Rather than suffer under the lash of outraged idealism, the Sheik hastily backtracked:
"When I said children, I did not mean, of course, if you're going to get a five- or seven-year-old coming to attack you, you can stop him," he said yesterday.

"I was talking about self-defence. If you get attacked by someone, then you have the right to defend yourself. It doesn't mean you go kill them, especially if it's someone young."
Once again, the theory of "just war" lags daintily behind the practice of wholesale killing. Children were killed on 9/11, and I’m sure they’ll continue to be killed in jihadist bombings around the world, just as they’re killed daily by American bombs and bullets and malign neglect.

As usual, airy disputations over what constitutes “just war” provide armchair warriors and ethicists with an agreeably civilized pastime, while other people do the messy work of killing and dying and going mad.

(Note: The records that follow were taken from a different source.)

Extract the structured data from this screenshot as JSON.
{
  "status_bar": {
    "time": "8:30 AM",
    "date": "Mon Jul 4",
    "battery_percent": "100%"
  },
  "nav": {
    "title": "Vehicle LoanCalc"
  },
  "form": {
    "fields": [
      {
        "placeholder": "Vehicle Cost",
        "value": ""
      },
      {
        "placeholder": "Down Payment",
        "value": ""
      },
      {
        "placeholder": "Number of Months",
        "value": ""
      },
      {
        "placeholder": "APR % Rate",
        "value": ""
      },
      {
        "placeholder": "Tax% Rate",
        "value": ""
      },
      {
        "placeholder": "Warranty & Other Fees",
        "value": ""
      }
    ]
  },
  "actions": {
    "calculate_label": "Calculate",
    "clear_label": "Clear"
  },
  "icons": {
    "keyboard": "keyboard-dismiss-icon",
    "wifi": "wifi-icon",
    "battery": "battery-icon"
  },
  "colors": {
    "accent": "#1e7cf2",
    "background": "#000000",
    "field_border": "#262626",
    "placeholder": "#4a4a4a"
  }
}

Terrorists are bad because they target civilians; we’re good because we don’t, even though targeting a city center with bombs is the same thing as targeting civilians. The civilian deaths we cause are simultaneously foreseeable and unintended, pursued and accidental, avoidable and inevitable.

It all seems to come down to the question of whether or not one enjoys killing civilians, except that this unreasonably assumes that terrorists are never anguished by their “duty,” and that advocates of “just war” never revel in the spectacle of burning cities and mutilated bodies.

Anyway, I often wonder to what extent the polite fictions that help keep us “sane” contribute to the mental breakdown of the people who do our killing for us.

(The illustration at top is from an 1889 edition of Mark Twain's A Connecticut Yankee in King Arthur's Court.)